Teens Help Seniors Learn To Cook Using Eco-Friendly Slow-Cooker

by Allen Martin and Jennifer Mistrot

SAN GERONIMO (KPIX 5) -- Guests at the San Geronimo Valley Community Center recently enjoyed a very special meal. Marin County teens Chiara Savage Schwartz and Lilah Parker prepared the dish using ingredients sourced from the Center's free food bank.

On the menu was a fragrant rice pilaf paired with veggies and chicken. But the real reveal is not what was in the pots simmering on the stove, but how the dish was actually cooked. Lilah and Chiara presented that information to the hungry lunch crowd, a group of locals, some of whom are low income and rely on the Center for food assistance.

"We're here to talk to you all today about an eco-friendly cooking tool called the Wonderbag," explained Savage Schwartz.

Wonderbags are non-electric slow-cookers that rely on heat retention for cooking. Pots are brought to a boil on a stove then moved into the bag where they sit for hours to finish the cooking process. In their first presentation in the Bay Area, the young ladies introduced the bag to those who may need a budget saving cooking tool like Raymond Gutierrez. The retired senior spends his free time fishing and hopes the bag will reduce his meal prep utility usage.
He bought a bag at the event for the reduced cost of just $5 dollars. Normal retail cost is $50.

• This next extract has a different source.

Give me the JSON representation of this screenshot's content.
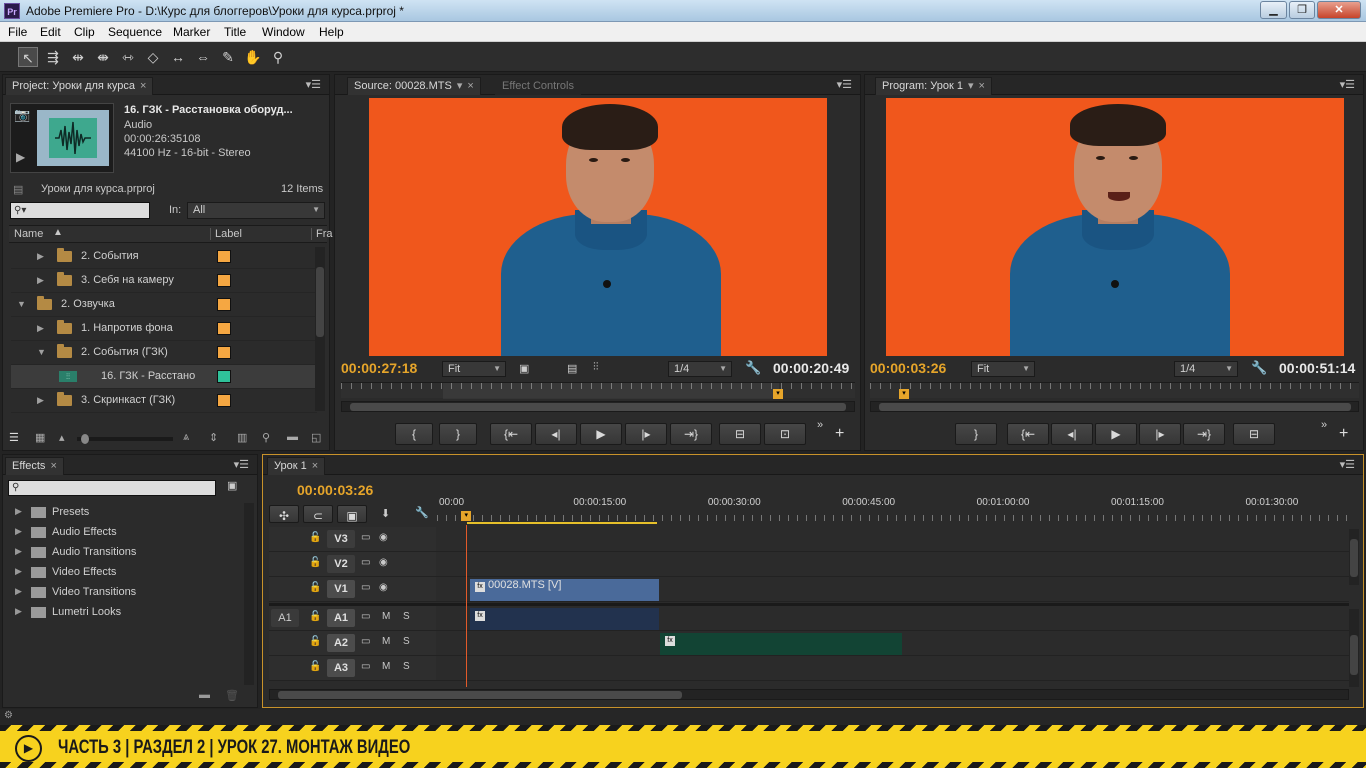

(l-r) Lilah Parker, Chiara Savage Schwartz (CBS)

"I mean, it's perfect. Perfect for me," said Gutierrez. "For a single person, it's perfect."

The bags can also help reduce the risk of inhaled smoke for those who live where cooking over an open fire is the only option. After seeing open fire cooking on a school trip to South Africa, Lilah and Chiara wanted to find a way to help their new friends. And Wonderbags seemed like a good start.

"Wonderbags are tools to help save time, save resources such as water and fuel," Parker further explained.

Savage Schwartz agrees.

"Not only saving the environment, saving the wood and other resources you need to use, "explained Savage Schwartz. "But also improving personal health and public health by allowing an easier and simpler way to make simple nutritious meals that can have a big impact in everybody's lives."

The girls raised $11,000 dollars through bake sales, then bought 800 Wonderbags to give to South African families. They have also sold the bags at a reduced cost locally to low-income folks in need, like those they served up the hot meal for at the San Geronimo Valley Community Center. And while they enjoyed preparing the meal, for Chiara and Lilah making new friends and helping others is what really feeds their souls.

"I mean it just makes you feel good," said Park. "From like the inside out."